Founder Support Program
Ulu provides robust founder support beyond capital:
- In-person and virtual events in multiple US cities
- Office hours and community meals
- "Ready for A" program to help portfolio companies raise Series A at great valuations
- GetProven marketplace—vetted software and services providers
- Access to the Ulupreneur community network
- Ongoing founder support without requirement for board representation
Why Diversity Matters to Ulu
Ulu's commitment to diversity is grounded in empirical data. In 2021, all-women teams received 2.2% of VC dollars, 5.4% of companies had women CEOs, and Latinx and African American founders received less than 3% of venture capital. Yet research shows diverse founding teams outperform homogeneous teams. Ulu's approach aims to tap into a broad innovation pool and uncover hidden gems overlooked by traditional VC sourcing.

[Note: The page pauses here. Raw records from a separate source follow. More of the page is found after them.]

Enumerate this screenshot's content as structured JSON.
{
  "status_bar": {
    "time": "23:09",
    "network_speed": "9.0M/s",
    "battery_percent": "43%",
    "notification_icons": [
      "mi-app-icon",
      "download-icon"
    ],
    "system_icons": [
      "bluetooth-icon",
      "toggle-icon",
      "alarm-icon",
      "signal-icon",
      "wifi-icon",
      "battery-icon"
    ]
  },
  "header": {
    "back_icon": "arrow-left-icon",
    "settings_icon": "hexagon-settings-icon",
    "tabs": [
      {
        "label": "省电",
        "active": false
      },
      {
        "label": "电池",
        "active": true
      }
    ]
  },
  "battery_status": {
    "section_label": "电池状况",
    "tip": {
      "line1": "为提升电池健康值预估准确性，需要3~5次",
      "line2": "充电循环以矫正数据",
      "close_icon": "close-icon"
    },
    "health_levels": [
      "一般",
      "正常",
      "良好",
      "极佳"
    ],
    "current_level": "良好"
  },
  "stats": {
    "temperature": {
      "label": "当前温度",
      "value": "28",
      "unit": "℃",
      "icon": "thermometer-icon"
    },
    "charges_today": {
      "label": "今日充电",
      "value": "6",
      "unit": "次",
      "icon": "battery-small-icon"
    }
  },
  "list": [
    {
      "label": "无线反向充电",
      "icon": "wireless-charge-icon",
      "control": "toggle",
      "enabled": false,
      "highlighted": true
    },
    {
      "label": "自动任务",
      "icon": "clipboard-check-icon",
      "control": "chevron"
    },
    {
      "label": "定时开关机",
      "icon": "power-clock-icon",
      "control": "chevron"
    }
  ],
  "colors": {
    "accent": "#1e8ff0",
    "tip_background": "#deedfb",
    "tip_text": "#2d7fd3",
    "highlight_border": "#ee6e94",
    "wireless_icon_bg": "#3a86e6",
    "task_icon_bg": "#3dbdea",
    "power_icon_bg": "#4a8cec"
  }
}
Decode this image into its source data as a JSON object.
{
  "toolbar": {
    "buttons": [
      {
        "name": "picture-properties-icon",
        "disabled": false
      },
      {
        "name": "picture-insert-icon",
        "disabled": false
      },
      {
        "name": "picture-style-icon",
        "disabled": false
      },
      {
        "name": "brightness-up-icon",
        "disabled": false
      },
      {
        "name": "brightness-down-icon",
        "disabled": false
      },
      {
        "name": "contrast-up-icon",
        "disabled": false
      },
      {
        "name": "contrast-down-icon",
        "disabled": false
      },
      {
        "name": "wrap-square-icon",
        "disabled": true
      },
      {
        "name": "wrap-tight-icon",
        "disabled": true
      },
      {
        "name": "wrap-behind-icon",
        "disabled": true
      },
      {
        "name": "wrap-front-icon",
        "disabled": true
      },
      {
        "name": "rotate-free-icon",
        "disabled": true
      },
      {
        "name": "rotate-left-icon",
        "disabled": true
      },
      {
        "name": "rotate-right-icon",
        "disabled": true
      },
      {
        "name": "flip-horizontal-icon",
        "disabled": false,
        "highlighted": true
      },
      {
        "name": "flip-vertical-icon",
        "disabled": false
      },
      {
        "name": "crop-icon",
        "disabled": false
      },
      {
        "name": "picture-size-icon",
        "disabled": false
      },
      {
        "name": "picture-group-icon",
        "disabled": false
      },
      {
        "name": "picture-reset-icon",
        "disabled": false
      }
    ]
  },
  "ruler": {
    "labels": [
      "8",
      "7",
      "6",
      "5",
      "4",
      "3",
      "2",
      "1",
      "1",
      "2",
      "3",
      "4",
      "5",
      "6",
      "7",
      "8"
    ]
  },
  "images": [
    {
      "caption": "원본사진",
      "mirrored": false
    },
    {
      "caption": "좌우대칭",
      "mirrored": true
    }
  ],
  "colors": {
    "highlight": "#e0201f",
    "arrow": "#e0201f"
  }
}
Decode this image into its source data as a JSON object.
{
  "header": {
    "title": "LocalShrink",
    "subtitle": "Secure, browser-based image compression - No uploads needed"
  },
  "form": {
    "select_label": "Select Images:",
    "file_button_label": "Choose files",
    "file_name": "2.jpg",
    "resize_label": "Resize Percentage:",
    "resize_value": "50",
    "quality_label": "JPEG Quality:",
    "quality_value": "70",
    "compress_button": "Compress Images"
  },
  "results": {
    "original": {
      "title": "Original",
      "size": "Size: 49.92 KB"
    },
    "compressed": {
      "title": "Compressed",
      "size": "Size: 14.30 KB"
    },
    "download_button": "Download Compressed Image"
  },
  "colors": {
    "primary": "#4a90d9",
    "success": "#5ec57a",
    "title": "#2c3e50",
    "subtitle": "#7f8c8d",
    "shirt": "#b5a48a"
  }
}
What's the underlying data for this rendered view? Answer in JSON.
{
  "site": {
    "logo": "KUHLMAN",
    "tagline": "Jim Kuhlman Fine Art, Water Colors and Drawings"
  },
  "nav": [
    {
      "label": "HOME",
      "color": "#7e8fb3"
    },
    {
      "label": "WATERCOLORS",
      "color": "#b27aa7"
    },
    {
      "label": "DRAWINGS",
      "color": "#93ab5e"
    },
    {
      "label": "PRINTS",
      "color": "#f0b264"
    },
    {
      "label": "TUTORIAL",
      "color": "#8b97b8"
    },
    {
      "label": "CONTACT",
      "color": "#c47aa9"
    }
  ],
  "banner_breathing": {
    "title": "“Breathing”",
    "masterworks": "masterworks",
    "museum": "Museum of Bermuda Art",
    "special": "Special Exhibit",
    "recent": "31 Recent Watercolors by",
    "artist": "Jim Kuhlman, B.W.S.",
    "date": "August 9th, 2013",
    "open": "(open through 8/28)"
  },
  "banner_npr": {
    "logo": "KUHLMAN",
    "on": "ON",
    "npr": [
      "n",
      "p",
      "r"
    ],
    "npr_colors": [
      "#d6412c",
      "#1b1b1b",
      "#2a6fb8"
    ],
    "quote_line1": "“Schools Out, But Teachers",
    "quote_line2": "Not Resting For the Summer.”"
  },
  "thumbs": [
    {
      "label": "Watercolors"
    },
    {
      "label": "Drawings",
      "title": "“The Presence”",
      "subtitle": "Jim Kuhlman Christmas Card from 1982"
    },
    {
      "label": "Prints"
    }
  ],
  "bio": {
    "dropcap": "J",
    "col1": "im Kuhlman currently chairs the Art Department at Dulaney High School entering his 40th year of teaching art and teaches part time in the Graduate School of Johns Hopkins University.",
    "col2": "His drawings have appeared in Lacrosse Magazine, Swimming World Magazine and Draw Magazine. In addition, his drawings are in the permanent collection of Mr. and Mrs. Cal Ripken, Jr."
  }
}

Notably, while Ulu focuses on diverse founders, white men still comprise the majority of their portfolio (reflecting sector composition), but the firm applies identical criteria to all entrepreneurs regardless of background.
Fund Structure and Portfolio Composition
Ulu constructs portfolios based on probabilistic reasoning. They believe a portfolio of at least 70 companies gives a 96% chance of investing in at least one outlier with superior risk-adjusted returns while balancing diversification with practical deal flow and support considerations.
Historically, they expect to invest in approximately 50 new companies each year. The firm has invested across multiple funds, with Fund III being the $138M predecessor to Fund IV's $208M raise.